Lucarelli and Lemke [7] in their retrospective review of 28 eyelids with aponeurotic ptosis which had undergone small-incision (8 mm) levator repair reported satisfactory results of final eyelid position and contour in 25 cases (89.3%). The advantages mentioned for their surgical method included decreased amount of local anesthetic required and minimizing dissection and time of surgery, which results in less bleeding and edema during operation, so more accurate intraoperative assessment of eyelid position can be achieved. Also, they reported less scarring, which could facilitate further dissection if re-operation was indicated. Success rate in our series is less yet comparable to their report.

Ahuero et al. [14] reported a success rate of 74% of their 66 patients (defined as less than 1-mm difference of MRD-1 of the two eyes). The success rate is included in the 95% confidence interval of our study. Selected cases and criteria are almost similar in both studies.

In another study, Ranno et al. [6] retrospectively compared the outcome of standard levator advancement with small-incision technique. They defined success according to the criteria set by British Oculoplastic Surgery Society: postoperative MRD-1 between 3 and 5 mm, inter-lid MRD-1 difference of 1 mm or less, inter-lid crease difference of 2 mm or less, and the presence of symmetrical lid contour [15]. Success rate was statistically equal between two methods in cases with good levator function (>10 mm), but the small-incision technique was inferior in patients with moderate levator function (5 to 10 mm). They suggested wider surgical field, better exposure, and greater amount of resection as the possible rationalization.

Eshraghi et al. [9] in their series enrolled 50 congenital ptosis cases and reported a success rate of 74.5%. Their definition of success was similar to ours. The coverage of their reported rate in our 95% confidence interval shows non-inferiority of our technique. In their study, better levator function was associated with more successful results.
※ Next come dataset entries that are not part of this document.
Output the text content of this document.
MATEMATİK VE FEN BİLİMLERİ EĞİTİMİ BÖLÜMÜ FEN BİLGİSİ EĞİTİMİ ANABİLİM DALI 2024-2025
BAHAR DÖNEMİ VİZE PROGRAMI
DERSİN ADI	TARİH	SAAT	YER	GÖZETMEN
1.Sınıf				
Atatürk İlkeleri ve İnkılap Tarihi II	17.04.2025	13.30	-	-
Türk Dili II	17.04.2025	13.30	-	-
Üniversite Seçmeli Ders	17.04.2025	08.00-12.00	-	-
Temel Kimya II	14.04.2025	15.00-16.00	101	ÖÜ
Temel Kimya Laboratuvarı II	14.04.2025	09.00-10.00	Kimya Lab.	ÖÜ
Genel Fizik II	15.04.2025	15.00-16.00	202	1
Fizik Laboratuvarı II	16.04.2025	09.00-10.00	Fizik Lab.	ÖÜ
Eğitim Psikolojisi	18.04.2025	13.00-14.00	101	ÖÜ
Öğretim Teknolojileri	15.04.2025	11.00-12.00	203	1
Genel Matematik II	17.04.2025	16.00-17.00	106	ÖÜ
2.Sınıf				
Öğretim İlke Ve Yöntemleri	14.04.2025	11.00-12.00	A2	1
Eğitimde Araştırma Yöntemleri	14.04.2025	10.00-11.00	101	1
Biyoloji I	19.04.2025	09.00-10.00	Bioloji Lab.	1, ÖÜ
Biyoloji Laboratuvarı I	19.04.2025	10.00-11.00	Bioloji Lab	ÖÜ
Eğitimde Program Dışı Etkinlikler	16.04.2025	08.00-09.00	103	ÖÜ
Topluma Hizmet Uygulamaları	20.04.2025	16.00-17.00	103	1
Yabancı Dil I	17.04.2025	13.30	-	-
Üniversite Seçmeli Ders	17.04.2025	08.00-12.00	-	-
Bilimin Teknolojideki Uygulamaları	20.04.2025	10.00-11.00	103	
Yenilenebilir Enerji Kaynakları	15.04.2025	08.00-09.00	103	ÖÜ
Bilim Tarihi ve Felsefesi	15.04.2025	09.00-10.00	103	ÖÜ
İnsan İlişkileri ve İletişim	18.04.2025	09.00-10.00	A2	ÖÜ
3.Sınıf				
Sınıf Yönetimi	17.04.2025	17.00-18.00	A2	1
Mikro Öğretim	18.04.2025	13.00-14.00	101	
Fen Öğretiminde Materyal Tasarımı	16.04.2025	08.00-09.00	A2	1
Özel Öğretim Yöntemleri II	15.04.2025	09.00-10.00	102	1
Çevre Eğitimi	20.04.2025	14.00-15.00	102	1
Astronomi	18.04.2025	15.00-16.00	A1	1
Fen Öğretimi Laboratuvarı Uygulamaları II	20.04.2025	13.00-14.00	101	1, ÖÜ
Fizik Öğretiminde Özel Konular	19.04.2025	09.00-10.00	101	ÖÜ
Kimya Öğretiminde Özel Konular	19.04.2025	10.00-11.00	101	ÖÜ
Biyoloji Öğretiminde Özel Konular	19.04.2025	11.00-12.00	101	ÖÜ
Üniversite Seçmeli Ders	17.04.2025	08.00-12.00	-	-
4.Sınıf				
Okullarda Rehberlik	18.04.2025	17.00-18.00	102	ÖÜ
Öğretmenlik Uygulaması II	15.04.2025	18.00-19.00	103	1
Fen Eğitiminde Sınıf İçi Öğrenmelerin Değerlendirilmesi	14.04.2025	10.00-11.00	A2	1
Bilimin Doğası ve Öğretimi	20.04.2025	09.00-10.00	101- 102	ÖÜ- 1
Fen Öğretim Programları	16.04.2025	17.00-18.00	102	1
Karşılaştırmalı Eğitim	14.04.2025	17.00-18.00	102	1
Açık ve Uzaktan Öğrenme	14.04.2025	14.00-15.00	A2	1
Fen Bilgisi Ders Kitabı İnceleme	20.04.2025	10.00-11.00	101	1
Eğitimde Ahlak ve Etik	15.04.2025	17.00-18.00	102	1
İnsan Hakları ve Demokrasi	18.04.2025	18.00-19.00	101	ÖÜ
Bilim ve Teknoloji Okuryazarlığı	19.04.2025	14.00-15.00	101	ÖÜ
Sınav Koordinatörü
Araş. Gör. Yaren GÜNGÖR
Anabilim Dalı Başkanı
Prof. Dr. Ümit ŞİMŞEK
In a large retrospective 10-year review of congenital ptosis patients presented to the Birmingham children’s hospital, 19.67% of 110 eyes which had undergone external levator resection required reoperation [16]. Therefore, our results (17.9% failure) seem comparable to the latter study and are a reasonable failure rate. Our findings are also consistent with prior external ptosis repair studies with success rates ranging from 54 to 96% [7, 8, 10, 17, 18]. On the other hand, 10 out of 12 cases with failure were old patients (over 50 years of age) and had aponeurotic ptosis. It seems dehiscent tissue which has caused the ptosis itself can be the reason of failure in these cases. The other 2 cases were congenital ptosis which were operated under general anesthesia. This can be a possible reason for miscorrection. Limitations of our study include the limited sample size, short follow-up period, and its preliminary nature, which makes it difficult to compare the efficiency of our technique to others.

Conclusion

Our new technique of small-incision levator resection with one double mattress suture using a Mersilene thread shows non-inferior results to the previously described surgical techniques and also it shows very good lid contour results and minimal lag. This method has several advantages, including using a single thread, lower costs, simplicity, and ease of reversibility when adjusting the eyelid height, and acceptable cosmetic results. The findings suggest that the double mattress single suture technique can be used in both congenital and aponeurotic ptosis.